The Centers for Medicare and Medicaid Services (CMS) just approved a plan to allow Kentuckians who have recently given birth and are covered by Medicaid to keep their coverage for 12 months (up from the 60-day coverage window previously allowed). This will enable an estimated additional 10,000 Kentuckians to keep their health coverage during recovery from childbirth, a time when they are most at risk for pregnancy-related and birth-related health issues and death.
Having continuous health coverage is especially critical in the year following birth. Nationally, over half of deaths occur after the day of birth, with 12% occurring between 43 and 365 days postpartum. In 2018, 76 mothers in Kentucky died from complications related to pregnancy and birth. Maternal deaths are vastly more common among Black mothers in Kentucky, who had a death rate of 42.1 per 100,000 live births compared to 17.2 for white mothers. While this long-standing disparity can be addressed partially by reducing inequities in health care delivery, having health coverage is critical to being able to receive care to begin with. The state estimated that 78% of maternal deaths were preventable, and Black Kentuckians disproportionately go uninsured, a significant barrier to receiving preventive care. Because Medicaid pays for 48% of births in Kentucky, it plays an outsized role in providing health coverage, and thus care.
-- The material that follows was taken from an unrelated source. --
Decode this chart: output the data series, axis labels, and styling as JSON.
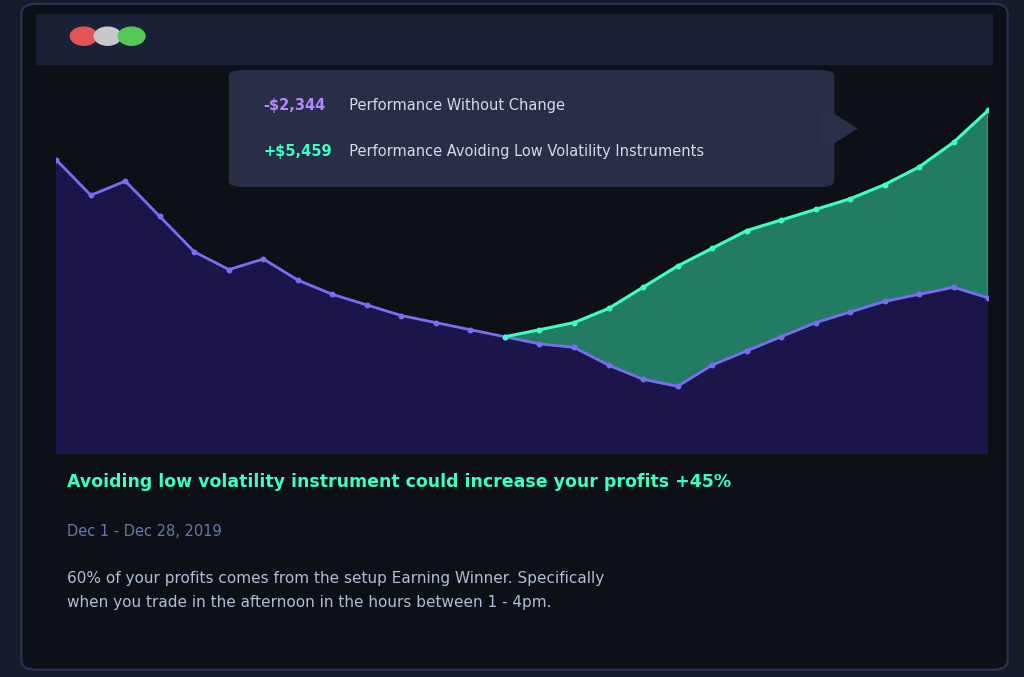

The American Rescue Plan Act includes a provision allowing states to provide 12-month continuous postpartum coverage. Following this, the 2022 General Assembly passed Senate Bill (SB) 178 directing the Kentucky Department for Medicaid Services to extend postpartum coverage accordingly. While most other health-related provisions of the American Rescue Plan Act are temporary and will need an extension from Congress to continue (such as the boosted subsidies for health insurance on the exchange), 12-month continuous postpartum coverage in Medicaid is permanent. And with the passage of SB 178, now, nearly half of all new moms in Kentucky can receive good coverage through Medicaid without disruption during that critical period of recovery.